Das naturalistische Drama erlangte in Deutschland in den Jahren zwischen 1890 und 1905/10 Bedeutung. Im Anschluß an naturalistische Tendenzen im europäischen Ausland (Zola, Balzac, Tolstoi, Dostojewski, Strindberg) entwickelte sich eine literarische Strömung, die die möglichst exakte Wiedergabe der Wirklichkeit zum ästhetischen Programm erklärte. Damit reagierten die Künstler nicht nur auf das naturwissenschaftliche Exaktheits-Ideal, sondern auf die Verschärfung der sozialen Frage im ausgehenden 19. Jahrhundert. Ziel war es, einen Beitrag zur Analyse der sozialen Situation der Menschen zu leisten. Dies spiegelt sich auch in der Themenwahl wieder: Ganz oben auf der Liste rangierte die Darstellung des Elends der ausgebeuteten Schichten, z.B. in den Romanen Zolas und Gerhard Hauptmanns berühmten Drama Die Weber (1892). Auch die Doppelmoral der Bürger und die Brüchigkeit tradierter Strukturen (z.B. der Familie) spielten eine große Rolle. Die maßgebliche Leitlinie für den naturalistischen Dramatiker war folglich, einen Stoff aus dem wirklichen Leben zu wählen, eine möglichst detailgetreue Milieuschilderung mit der dazugehörenden höchstmöglichen Sprachtreue zu liefern, und sich dabei auf den Menschen und nicht auf die Fabel zu konzentrieren. Die letzte Forderung führte zu einer geringen Figurenzahl im naturalistischen Drama. Strukturell kennzeichnend sind ausführliche Bühnenanweisungen, auch zum Sprachduktus und zur Sprechgeschwindigkeit der Figuren, die Betonung eines analytischen Handlungsaufbaus und die Wahrung der Einheit von Ort und Zeit. All dies sollte der Wahrscheinlichkeit und damit dem 'Naturalismus' dienen. Trotzdem handelte es sich nicht um Dramen mit einer eindeutig geschlossenen Form, da die Darstellung und Aneinanderreihung von Stimmungsbildern zu einem wichtigen gestalterischen Prinzip wurde.
Die philosophische Ausgangsthese des Naturalismus lautet: Der Mensch ist in genetischen, sozialen und historischen Strukturen gefangen, er ist in seinen Handlungen nicht prinzipiell frei, sondern von außen bestimmt.
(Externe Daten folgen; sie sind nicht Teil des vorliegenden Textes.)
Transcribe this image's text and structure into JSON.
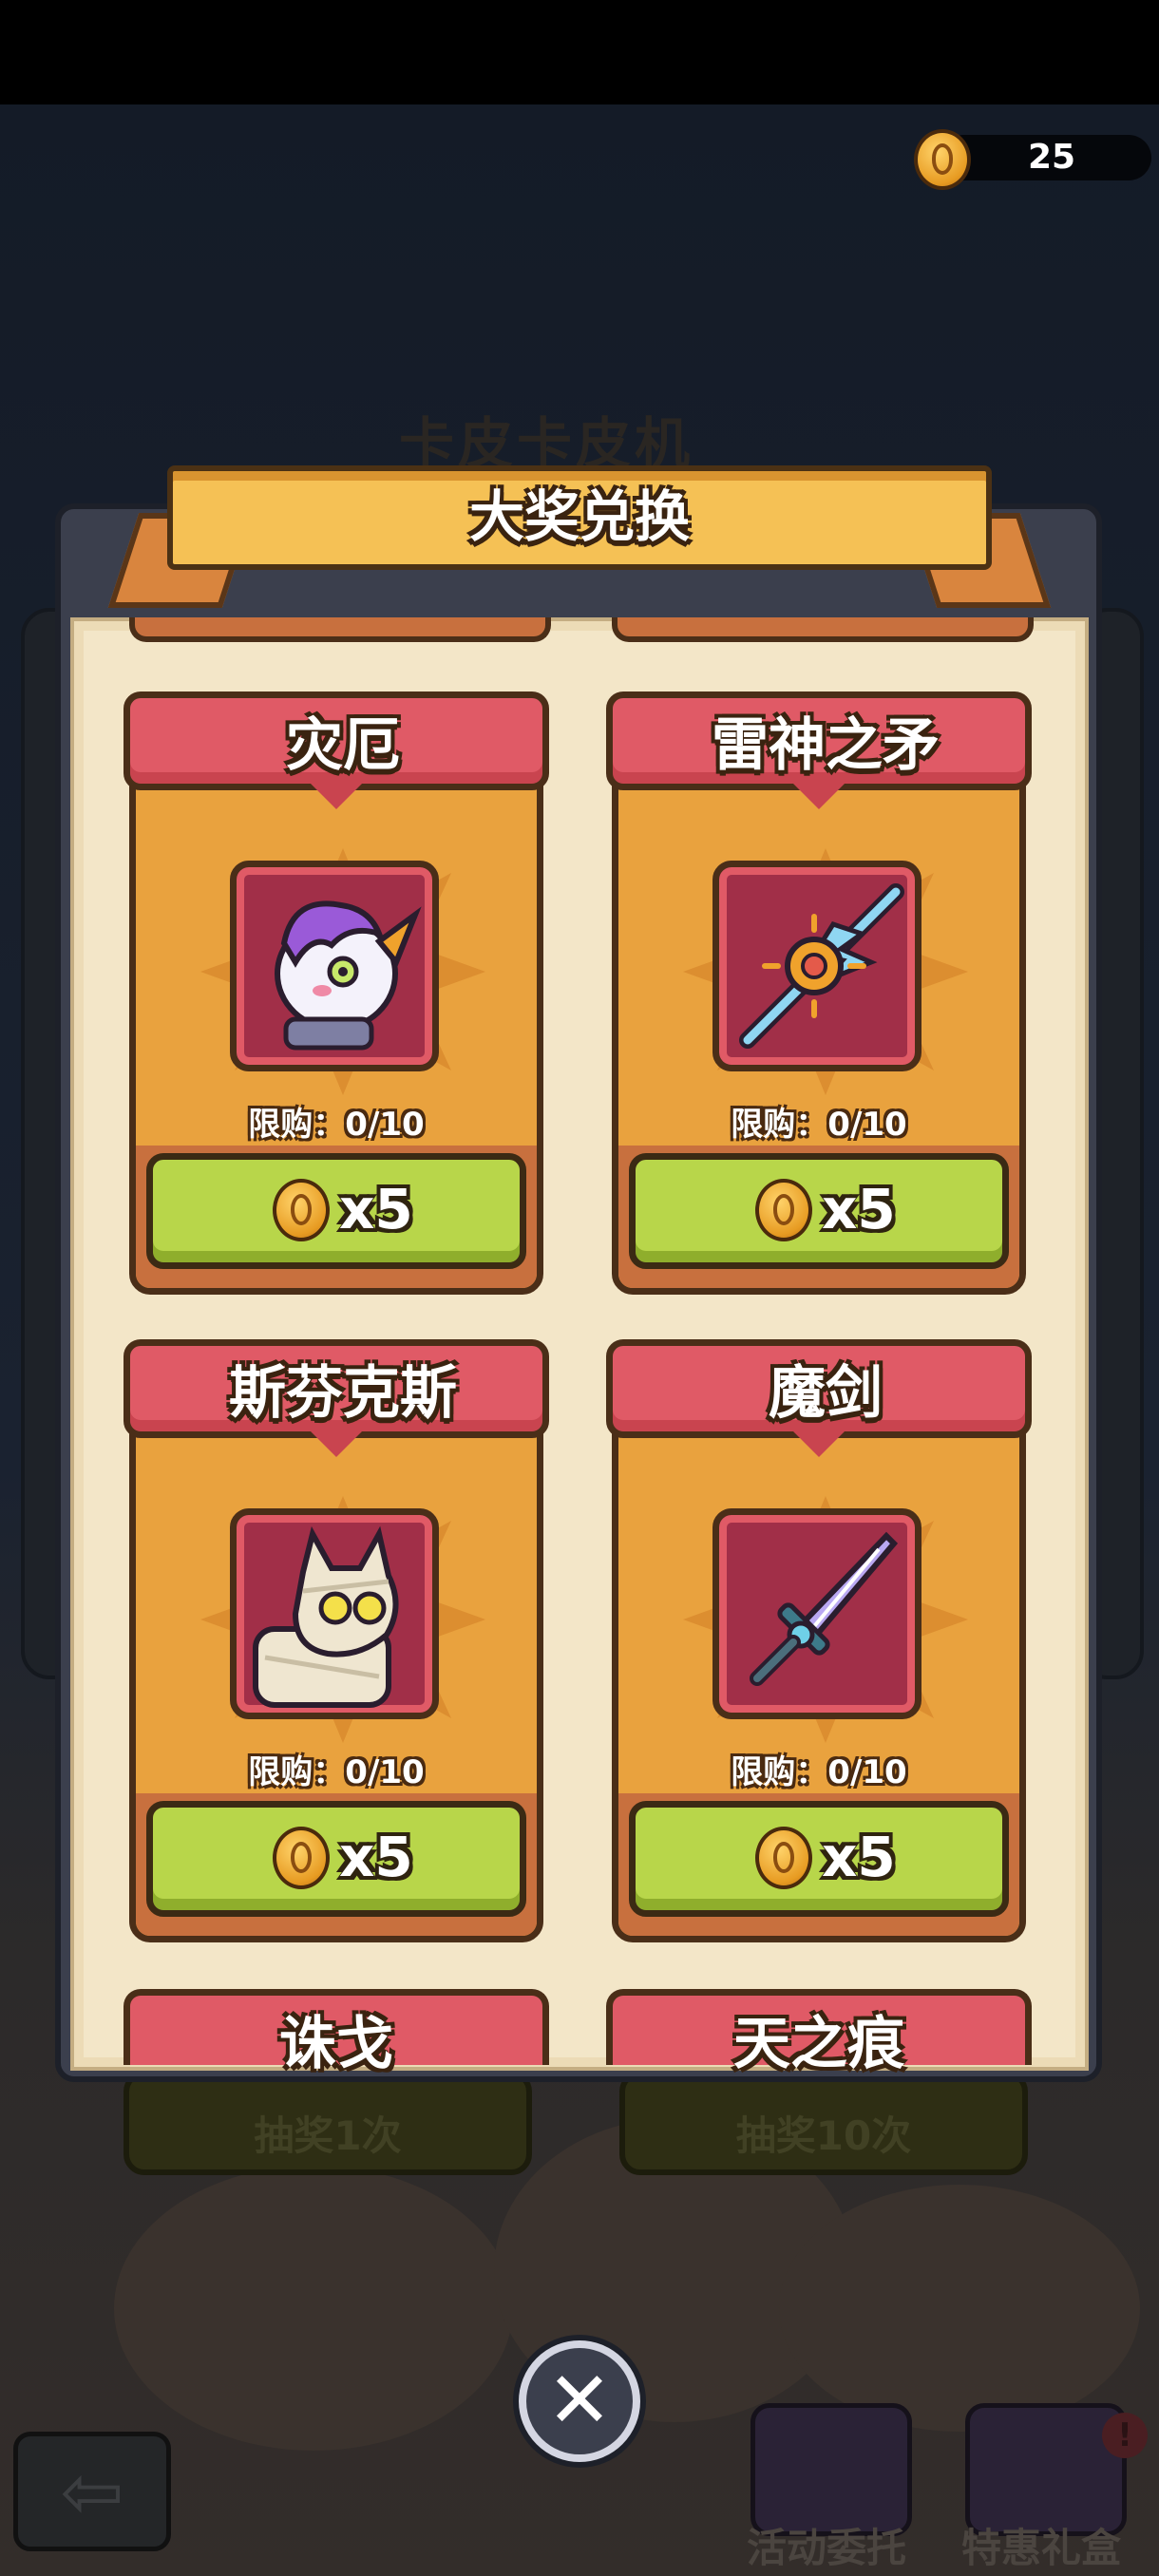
{
  "currency": {
    "icon": "coin-icon",
    "amount": "25"
  },
  "background": {
    "title": "卡皮卡皮机",
    "draw_once": "抽奖1次",
    "draw_ten": "抽奖10次",
    "bottom_left": "活动委托",
    "bottom_right": "特惠礼盒",
    "badge": "!"
  },
  "panel": {
    "title": "大奖兑换"
  },
  "rewards": [
    {
      "name": "灾厄",
      "limit": "限购：0/10",
      "price": "x5",
      "icon": "unicorn-icon"
    },
    {
      "name": "雷神之矛",
      "limit": "限购：0/10",
      "price": "x5",
      "icon": "lightning-spear-icon"
    },
    {
      "name": "斯芬克斯",
      "limit": "限购：0/10",
      "price": "x5",
      "icon": "mummy-cat-icon"
    },
    {
      "name": "魔剑",
      "limit": "限购：0/10",
      "price": "x5",
      "icon": "magic-sword-icon"
    },
    {
      "name": "诛戈"
    },
    {
      "name": "天之痕"
    }
  ],
  "colors": {
    "header": "#e05a66",
    "card": "#e9a23e",
    "buy": "#b8d64a",
    "ribbon": "#f5c155",
    "panel": "#3b3f4d"
  }
}
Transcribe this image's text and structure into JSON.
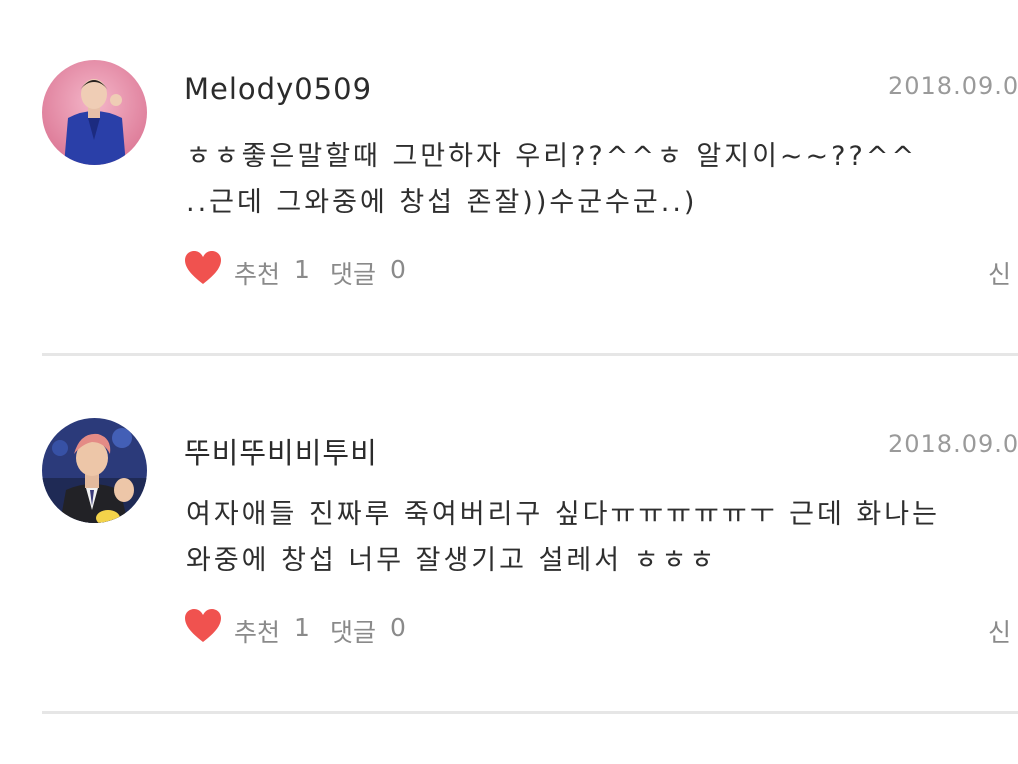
{
  "comments": [
    {
      "username": "Melody0509",
      "date": "2018.09.0",
      "body_line1": "ㅎㅎ좋은말할때 그만하자 우리??^^ㅎ 알지이~~??^^",
      "body_line2": "..근데 그와중에 창섭 존잘))수군수군..)",
      "recommend_label": "추천",
      "recommend_count": "1",
      "reply_label": "댓글",
      "reply_count": "0",
      "report_label": "신"
    },
    {
      "username": "뚜비뚜비비투비",
      "date": "2018.09.0",
      "body_line1": "여자애들 진짜루 죽여버리구 싶다ㅠㅠㅠㅠㅠㅜ 근데 화나는",
      "body_line2": "와중에 창섭 너무 잘생기고 설레서 ㅎㅎㅎ",
      "recommend_label": "추천",
      "recommend_count": "1",
      "reply_label": "댓글",
      "reply_count": "0",
      "report_label": "신"
    }
  ],
  "colors": {
    "heart": "#f0524f",
    "date": "#9a9a9a",
    "muted_text": "#8a8a8a",
    "divider": "#e6e6e6"
  },
  "icons": {
    "like": "heart-icon"
  }
}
Deswegen gilt es die Strukturen, die zu dieser Bestimmung führen, aufzudecken. Hier zeigt sich der Naturalismus in der Nähe der neuentstehenden Wissenschaft 'Soziologie' (eine Begriffsschöpfung des Positivisten Auguste Comte), die nicht länger über das warum der gesellschaftlichen Zustände spekulieren will, sondern die Analyse des Jetztzustandes in den Vordergrund stellt. Wissen sammeln, um in der Lage zu sein, Veränderungen vorzunehmen, lautet das Motto, an dem sich auch die Literaten orientieren.
Die wichtigsten naturalistischen Dramatiker sind Hauptmann, Sudermann, Stavenhagen und Hirschfeld, die Palette der dramatischen Formen reicht von mehraktigen Dramen, Einaktern, über Schauspiele, Tragödien bis zu Tragikomödien und Komödien.